The Child is Not Dead | Analysis, Stanza III

The child is not dead not at Langa nor at Nyanga
not at Orlando nor at Sharpeville

nor at the police station at Philippi
where he lies with a bullet through his brain

Structurally, this stanza differs from the previous two as it consists of four lines with an anaphoric expression of “not at.” These lines hold a particular importance in their allusion to the historical events such as the Sharpeville massacre of March 1960 and incidents of violence on the part of police administration on the peaceful protesters from the lands of Langa, Nyanga and Orlando. The reference to Philippi police station is personal to the poet who visits the station and comes to face with a horrific incident where a child is lying like an object with a bullet wound.
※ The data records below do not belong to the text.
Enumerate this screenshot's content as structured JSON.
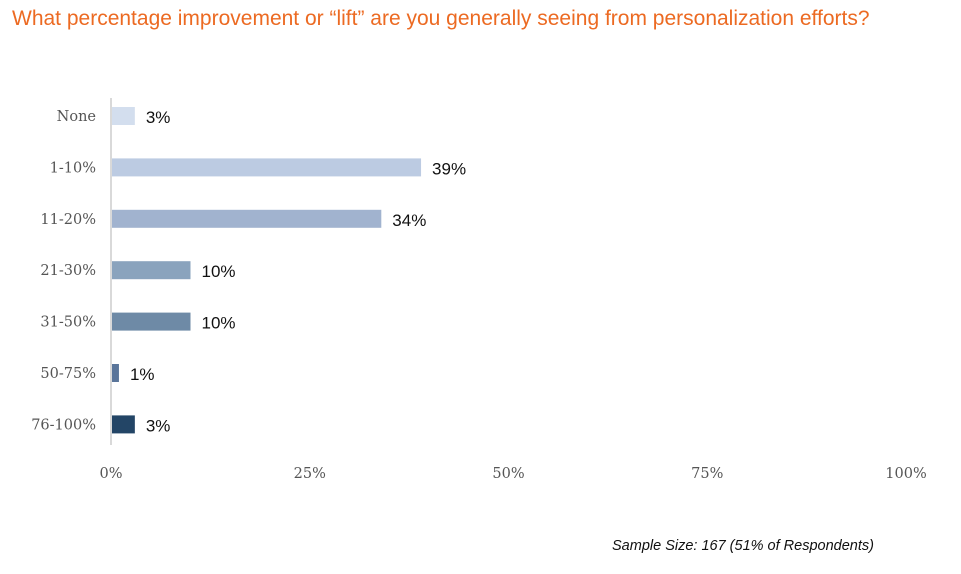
{
  "question": "What percentage improvement or “lift” are you generally seeing from personalization efforts?",
  "sample_size": "Sample Size: 167 (51% of Respondents)",
  "colors": {
    "title": "#ec6a22",
    "axis_line": "#b3b3b3",
    "bars": [
      "#d3deee",
      "#bccbe2",
      "#a1b3cf",
      "#8aa3bd",
      "#6e8aa6",
      "#5a759a",
      "#234566"
    ]
  },
  "chart_data": {
    "type": "bar",
    "orientation": "horizontal",
    "title": "What percentage improvement or “lift” are you generally seeing from personalization efforts?",
    "categories": [
      "None",
      "1-10%",
      "11-20%",
      "21-30%",
      "31-50%",
      "50-75%",
      "76-100%"
    ],
    "values": [
      3,
      39,
      34,
      10,
      10,
      1,
      3
    ],
    "value_labels": [
      "3%",
      "39%",
      "34%",
      "10%",
      "10%",
      "1%",
      "3%"
    ],
    "xlim": [
      0,
      100
    ],
    "xticks": [
      0,
      25,
      50,
      75,
      100
    ],
    "xtick_labels": [
      "0%",
      "25%",
      "50%",
      "75%",
      "100%"
    ],
    "grid": false,
    "legend": "none"
  }
}
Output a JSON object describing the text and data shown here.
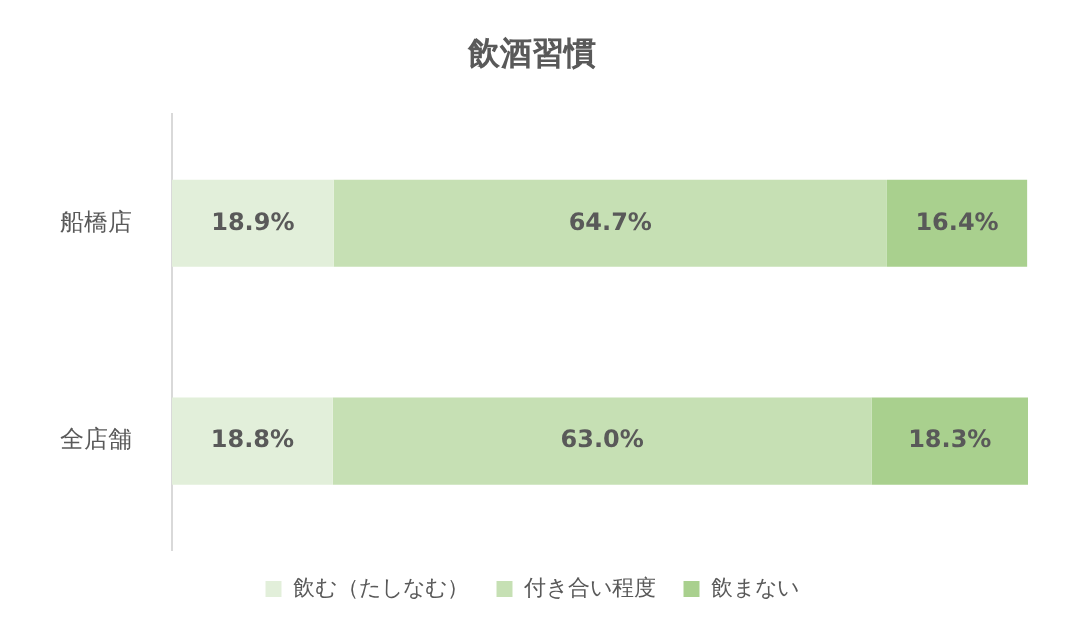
{
  "chart_data": {
    "type": "bar",
    "title": "飲酒習慣",
    "orientation": "horizontal",
    "stacked": true,
    "legend": "bottom",
    "categories": [
      "船橋店",
      "全店舗"
    ],
    "series": [
      {
        "name": "飲む（たしなむ）",
        "color": "#e2efda",
        "values": [
          18.9,
          18.8
        ],
        "value_labels": [
          "18.9%",
          "18.8%"
        ]
      },
      {
        "name": "付き合い程度",
        "color": "#c6e0b4",
        "values": [
          64.7,
          63.0
        ],
        "value_labels": [
          "64.7%",
          "63.0%"
        ]
      },
      {
        "name": "飲まない",
        "color": "#a9d08e",
        "values": [
          16.4,
          18.3
        ],
        "value_labels": [
          "16.4%",
          "18.3%"
        ]
      }
    ]
  }
}
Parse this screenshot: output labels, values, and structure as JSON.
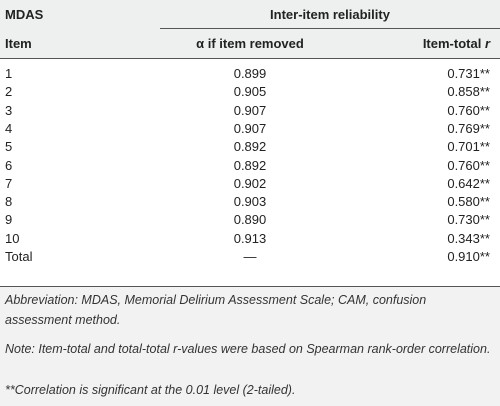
{
  "table": {
    "header": {
      "group_left": "MDAS",
      "group_right": "Inter-item reliability",
      "columns": [
        {
          "text": "Item"
        },
        {
          "text": "α if item removed"
        },
        {
          "text": "Item-total",
          "var": "r"
        }
      ]
    },
    "rows": [
      [
        "1",
        "0.899",
        "0.731**"
      ],
      [
        "2",
        "0.905",
        "0.858**"
      ],
      [
        "3",
        "0.907",
        "0.760**"
      ],
      [
        "4",
        "0.907",
        "0.769**"
      ],
      [
        "5",
        "0.892",
        "0.701**"
      ],
      [
        "6",
        "0.892",
        "0.760**"
      ],
      [
        "7",
        "0.902",
        "0.642**"
      ],
      [
        "8",
        "0.903",
        "0.580**"
      ],
      [
        "9",
        "0.890",
        "0.730**"
      ],
      [
        "10",
        "0.913",
        "0.343**"
      ],
      [
        "Total",
        "—",
        "0.910**"
      ]
    ]
  },
  "notes": [
    "Abbreviation: MDAS, Memorial Delirium Assessment Scale; CAM, confusion assessment method.",
    "Note: Item-total and total-total r-values were based on Spearman rank-order correlation.",
    "**Correlation is significant at the 0.01 level (2-tailed)."
  ]
}
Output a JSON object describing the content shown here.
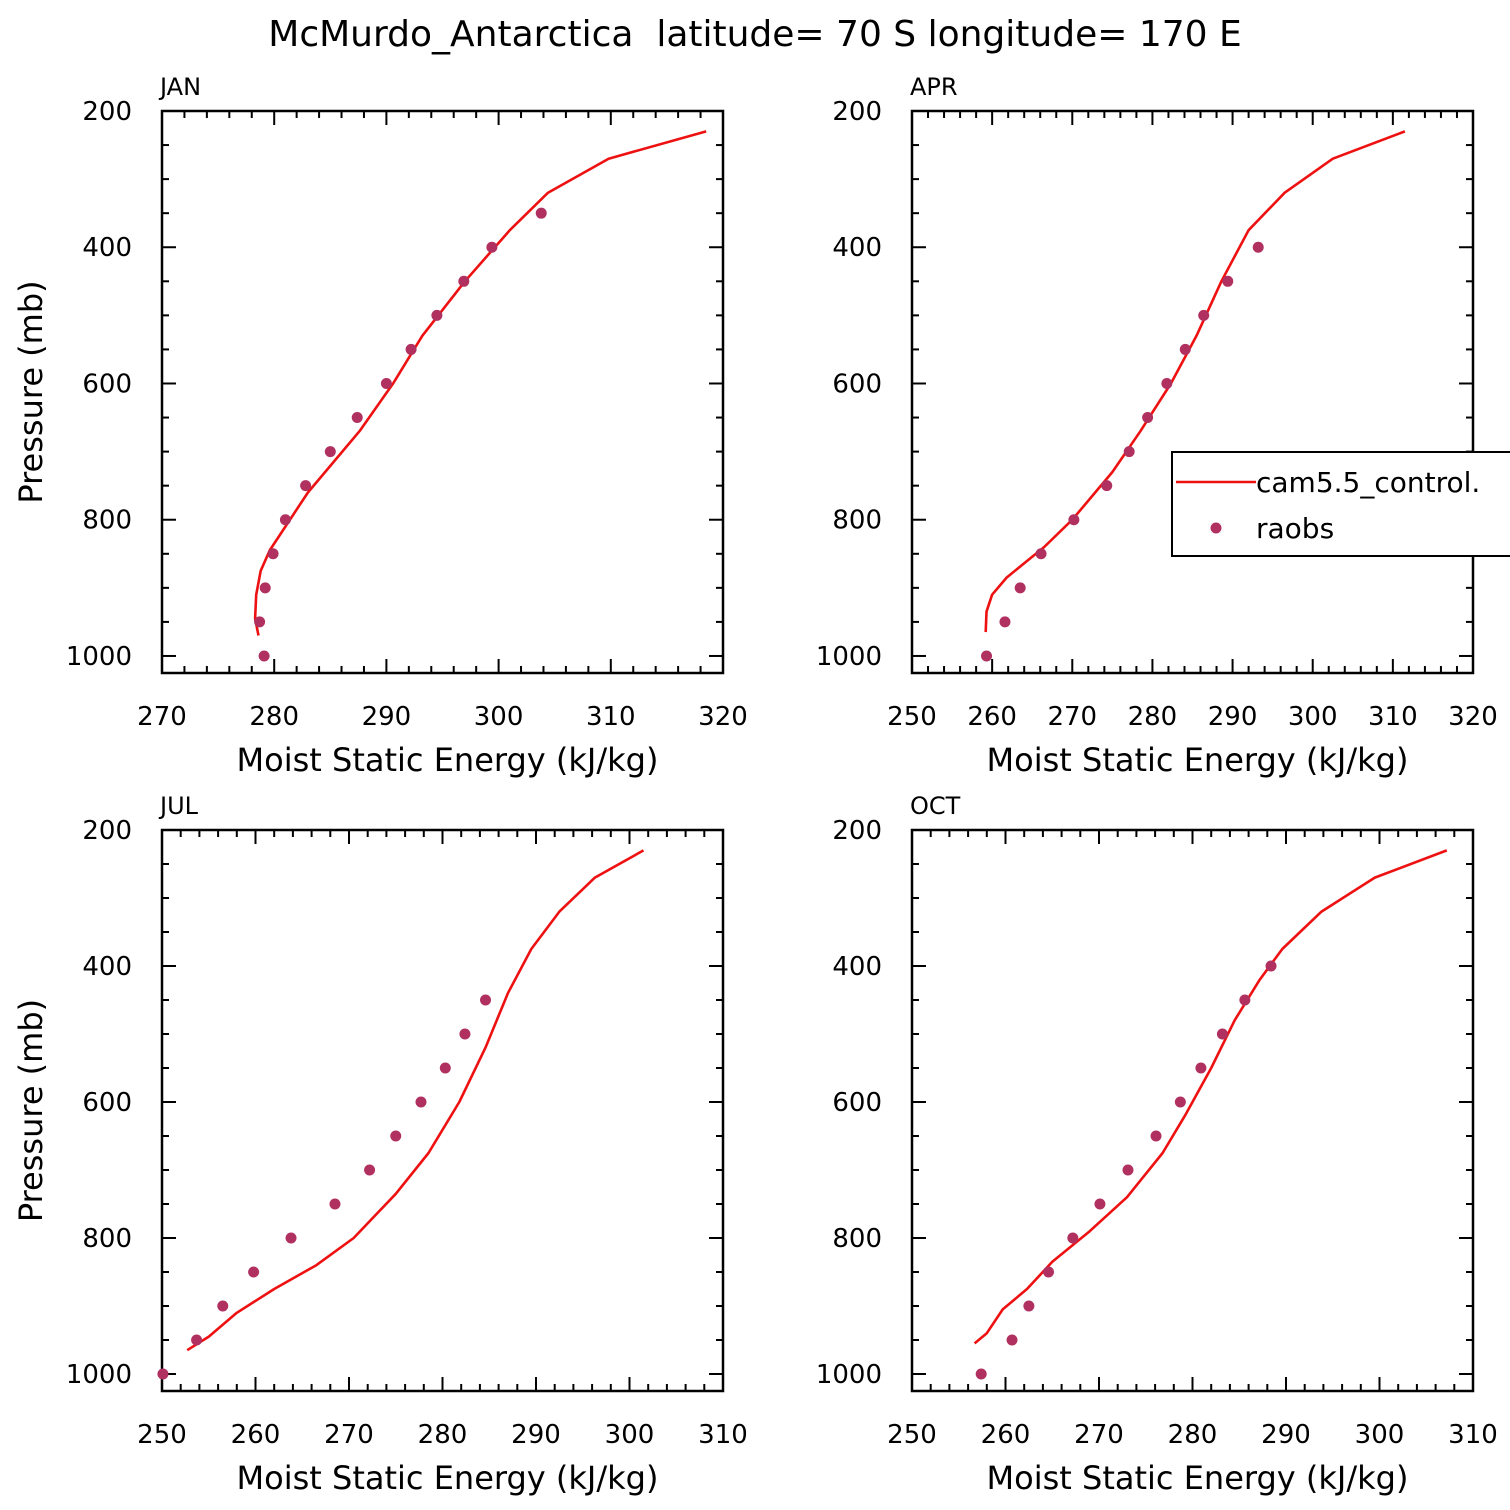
{
  "figure": {
    "title": "McMurdo_Antarctica  latitude= 70 S longitude= 170 E"
  },
  "colors": {
    "model": "#ee1111",
    "obs": "#b03060",
    "axis": "#000000"
  },
  "legend": {
    "placement": "right-middle",
    "entries": [
      "cam5.5_control.",
      "raobs"
    ]
  },
  "chart_data": [
    {
      "type": "line",
      "panel_label": "JAN",
      "xlabel": "Moist Static Energy (kJ/kg)",
      "ylabel": "Pressure (mb)",
      "xlim": [
        270,
        320
      ],
      "ylim": [
        1025,
        200
      ],
      "y_inverted": true,
      "xticks": [
        270,
        280,
        290,
        300,
        310,
        320
      ],
      "yticks": [
        200,
        400,
        600,
        800,
        1000
      ],
      "series": [
        {
          "name": "cam5.5_control.",
          "style": "line",
          "points": [
            [
              318.5,
              230
            ],
            [
              309.8,
              270
            ],
            [
              304.4,
              320
            ],
            [
              301.0,
              375
            ],
            [
              297.0,
              450
            ],
            [
              293.2,
              530
            ],
            [
              290.6,
              600
            ],
            [
              287.6,
              670
            ],
            [
              283.0,
              760
            ],
            [
              279.6,
              845
            ],
            [
              278.8,
              875
            ],
            [
              278.4,
              910
            ],
            [
              278.3,
              945
            ],
            [
              278.6,
              970
            ]
          ]
        },
        {
          "name": "raobs",
          "style": "scatter",
          "points": [
            [
              303.8,
              350
            ],
            [
              299.4,
              400
            ],
            [
              296.9,
              450
            ],
            [
              294.5,
              500
            ],
            [
              292.2,
              550
            ],
            [
              290.0,
              600
            ],
            [
              287.4,
              650
            ],
            [
              285.0,
              700
            ],
            [
              282.8,
              750
            ],
            [
              281.0,
              800
            ],
            [
              279.9,
              850
            ],
            [
              279.2,
              900
            ],
            [
              278.7,
              950
            ],
            [
              279.1,
              1000
            ]
          ]
        }
      ]
    },
    {
      "type": "line",
      "panel_label": "APR",
      "xlabel": "Moist Static Energy (kJ/kg)",
      "ylabel": "",
      "xlim": [
        250,
        320
      ],
      "ylim": [
        1025,
        200
      ],
      "y_inverted": true,
      "xticks": [
        250,
        260,
        270,
        280,
        290,
        300,
        310,
        320
      ],
      "yticks": [
        200,
        400,
        600,
        800,
        1000
      ],
      "series": [
        {
          "name": "cam5.5_control.",
          "style": "line",
          "points": [
            [
              311.5,
              230
            ],
            [
              302.5,
              270
            ],
            [
              296.5,
              320
            ],
            [
              292.0,
              375
            ],
            [
              288.6,
              450
            ],
            [
              285.5,
              530
            ],
            [
              282.3,
              600
            ],
            [
              278.5,
              670
            ],
            [
              275.0,
              730
            ],
            [
              270.0,
              800
            ],
            [
              266.5,
              840
            ],
            [
              261.8,
              885
            ],
            [
              260.0,
              910
            ],
            [
              259.3,
              935
            ],
            [
              259.2,
              965
            ]
          ]
        },
        {
          "name": "raobs",
          "style": "scatter",
          "points": [
            [
              293.2,
              400
            ],
            [
              289.4,
              450
            ],
            [
              286.4,
              500
            ],
            [
              284.1,
              550
            ],
            [
              281.8,
              600
            ],
            [
              279.4,
              650
            ],
            [
              277.1,
              700
            ],
            [
              274.3,
              750
            ],
            [
              270.2,
              800
            ],
            [
              266.1,
              850
            ],
            [
              263.5,
              900
            ],
            [
              261.6,
              950
            ],
            [
              259.3,
              1000
            ]
          ]
        }
      ]
    },
    {
      "type": "line",
      "panel_label": "JUL",
      "xlabel": "Moist Static Energy (kJ/kg)",
      "ylabel": "Pressure (mb)",
      "xlim": [
        250,
        310
      ],
      "ylim": [
        1025,
        200
      ],
      "y_inverted": true,
      "xticks": [
        250,
        260,
        270,
        280,
        290,
        300,
        310
      ],
      "yticks": [
        200,
        400,
        600,
        800,
        1000
      ],
      "series": [
        {
          "name": "cam5.5_control.",
          "style": "line",
          "points": [
            [
              301.5,
              230
            ],
            [
              296.3,
              270
            ],
            [
              292.5,
              320
            ],
            [
              289.5,
              375
            ],
            [
              287.0,
              440
            ],
            [
              284.6,
              520
            ],
            [
              281.8,
              600
            ],
            [
              278.5,
              675
            ],
            [
              275.0,
              735
            ],
            [
              270.5,
              800
            ],
            [
              266.5,
              840
            ],
            [
              262.0,
              875
            ],
            [
              258.0,
              910
            ],
            [
              255.0,
              945
            ],
            [
              252.7,
              965
            ]
          ]
        },
        {
          "name": "raobs",
          "style": "scatter",
          "points": [
            [
              284.6,
              450
            ],
            [
              282.4,
              500
            ],
            [
              280.3,
              550
            ],
            [
              277.7,
              600
            ],
            [
              275.0,
              650
            ],
            [
              272.2,
              700
            ],
            [
              268.5,
              750
            ],
            [
              263.8,
              800
            ],
            [
              259.8,
              850
            ],
            [
              256.5,
              900
            ],
            [
              253.7,
              950
            ],
            [
              250.1,
              1000
            ]
          ]
        }
      ]
    },
    {
      "type": "line",
      "panel_label": "OCT",
      "xlabel": "Moist Static Energy (kJ/kg)",
      "ylabel": "",
      "xlim": [
        250,
        310
      ],
      "ylim": [
        1025,
        200
      ],
      "y_inverted": true,
      "xticks": [
        250,
        260,
        270,
        280,
        290,
        300,
        310
      ],
      "yticks": [
        200,
        400,
        600,
        800,
        1000
      ],
      "series": [
        {
          "name": "cam5.5_control.",
          "style": "line",
          "points": [
            [
              307.2,
              230
            ],
            [
              299.5,
              270
            ],
            [
              293.8,
              320
            ],
            [
              289.6,
              375
            ],
            [
              287.2,
              420
            ],
            [
              284.5,
              480
            ],
            [
              282.0,
              550
            ],
            [
              279.2,
              620
            ],
            [
              276.8,
              675
            ],
            [
              273.0,
              740
            ],
            [
              269.0,
              790
            ],
            [
              265.0,
              835
            ],
            [
              262.3,
              875
            ],
            [
              259.7,
              905
            ],
            [
              258.0,
              940
            ],
            [
              256.7,
              955
            ]
          ]
        },
        {
          "name": "raobs",
          "style": "scatter",
          "points": [
            [
              288.4,
              400
            ],
            [
              285.6,
              450
            ],
            [
              283.2,
              500
            ],
            [
              280.9,
              550
            ],
            [
              278.7,
              600
            ],
            [
              276.1,
              650
            ],
            [
              273.1,
              700
            ],
            [
              270.1,
              750
            ],
            [
              267.2,
              800
            ],
            [
              264.6,
              850
            ],
            [
              262.5,
              900
            ],
            [
              260.7,
              950
            ],
            [
              257.4,
              1000
            ]
          ]
        }
      ]
    }
  ]
}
The act of hitting the child with a bullet at his head is symbolic in its attempt to rid the child of his thinking abilities if escapes death. The other parts of one’s body are not as sensitive and critical as the brain. So the police killing people by shooting at their head holds a strategic stance too. This episode becomes the force for this poem’s endeavour.

The Child is Not Dead | Analysis, Stanza IV

The child is the dark shadow of the soldiers
on guard with rifles Saracens and batons
the child is present at all assemblies and law-givings
the child peers through the windows of houses and into the hearts of mothers
this child who just wanted to play in the sun at Nyanga is everywhere
the child grown to a man treks through all Africa

The anaphora “the child” takes the centre stage in this stanza to thrust the fact that he is still alive in the hearts and morale of the communities fighting against the segregation regime. The soldiers are guarding the territory with their rifles and batons in their Saracens which is “a six-wheeled armoured personnel carrier.” The child is standing with them as their shadow to have an inside view of the strategies. He is also present in all political and administrative meetings for the same purpose. Since he is not alive anymore, he can transgress boundaries without any fear. The child also peeps into different houses to have a look at mothers who are lamenting the loss of their children or are trying to protect the ones who are still alive.

Contrasting the setting before his death, the speaker proudly claims that the child is travelling the entire continent without any risk. The child’s crime- a natural desire to play out ironically marks the brutality of his punishment i.e. a gunshot death. The only means to access freedom lies in one’s death in this context.


the child grown into a giant journeys through the whole world
Without a pass.

The concluding lines present a metaphorical contrast between the child who is now undertaking various journeys throughout the world as a giant figure without the need of the law abiding document i.e. the “pass.” The giantess signifies the greatness of his sacrifice which his people will not let go in vain. The police guards might have been successful in killing the child in his physical form, but they fail to kill his soul and the communities’ ethos.